Ce n'est pas exactement une découverte. Le tournage d'un film, devant et / ou derrière la caméra, n'est pas toujours un long fleuve tranquille. L'expérience peut même carrément virer à l'extrême, comme ce fut le cas pour Apocalypse Now, dont le tournage homérique est raconté dans l'hallucinant making-of Heart of Darkness.
Ou encore Fitzcarraldo de Werner Herzog, et ses relations conflictuelles avec Klaus Kinski.
Si certains talents ne manifestent pas spécialement l'envie de coiffer un jour la casquette de réalisateur, tout aussi nombreux sont ceux qui finissent par céder aux sirènes de la mise en scène, par envie et / ou par défi.
Reste que certaines de ces tentatives ne seront pas reconduites. Pourquoi ? Expériences douloureuses et épuisantes, raisons financières... Ce ne sont pas les explications qui manquent.

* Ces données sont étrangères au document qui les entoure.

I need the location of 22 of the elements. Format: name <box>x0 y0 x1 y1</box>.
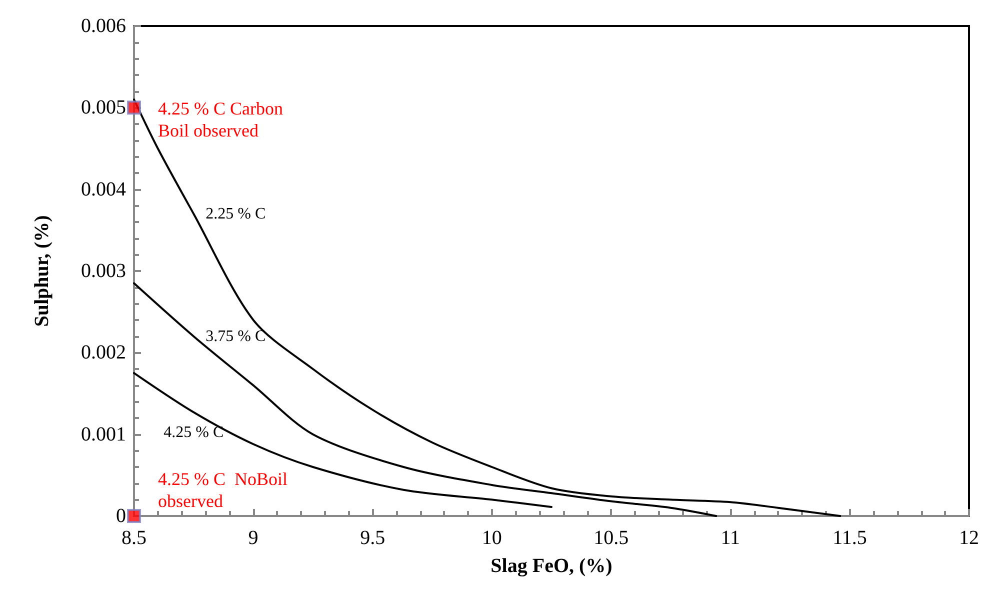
x-tick-label: 9 <box>248 527 258 549</box>
x-tick-label: 11 <box>720 527 740 549</box>
x-tick-label: 10 <box>482 527 502 549</box>
x-tick-label: 8.5 <box>122 527 146 549</box>
x-tick-label: 9.5 <box>360 527 386 549</box>
line-series <box>133 372 552 508</box>
y-tick-label: 0.002 <box>81 342 126 364</box>
y-tick-label: 0.003 <box>81 260 126 282</box>
x-axis-title: Slag FeO, (%) <box>490 555 612 577</box>
y-tick-label: 0.006 <box>81 15 126 37</box>
annotation: 4.25 % C NoBoil observed <box>158 469 288 511</box>
y-tick-label: 0 <box>116 505 126 527</box>
x-tick-label: 10.5 <box>594 527 629 549</box>
line-series <box>133 282 718 517</box>
series-label: 2.25 % C <box>206 205 266 222</box>
y-axis-title: Sulphur, (%) <box>31 215 53 327</box>
x-tick-label: 12 <box>959 527 979 549</box>
y-tick-label: 0.005 <box>81 96 126 119</box>
annotation: 4.25 % C Carbon Boil observed <box>158 98 283 141</box>
x-tick-label: 11.5 <box>832 527 867 549</box>
y-tick-label: 0.001 <box>81 423 126 446</box>
y-tick-label: 0.004 <box>81 178 126 200</box>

Parmi ces tentatives restées uniques figure celle d'un auteur qu'on ne présente plus : Stephen King.
Un maître absolu et incontesté
L'œuvre est là, immense, émaillée de nombreux chefs-d'œuvre absolus : plus de 60 romans, plus de 200 nouvelles, plus de 400 millions d'exemplaires vendus à travers le monde. Depuis plus de 40 ans, Stephen King est le maître incontesté de l'horreur / épouvante.
Pourtant, réduire cet auteur à ce seul genre, ce serait presque insultant. Car il excelle aussi dans des œuvres magnifiques parfois très éloignées de ce genre de prédilection.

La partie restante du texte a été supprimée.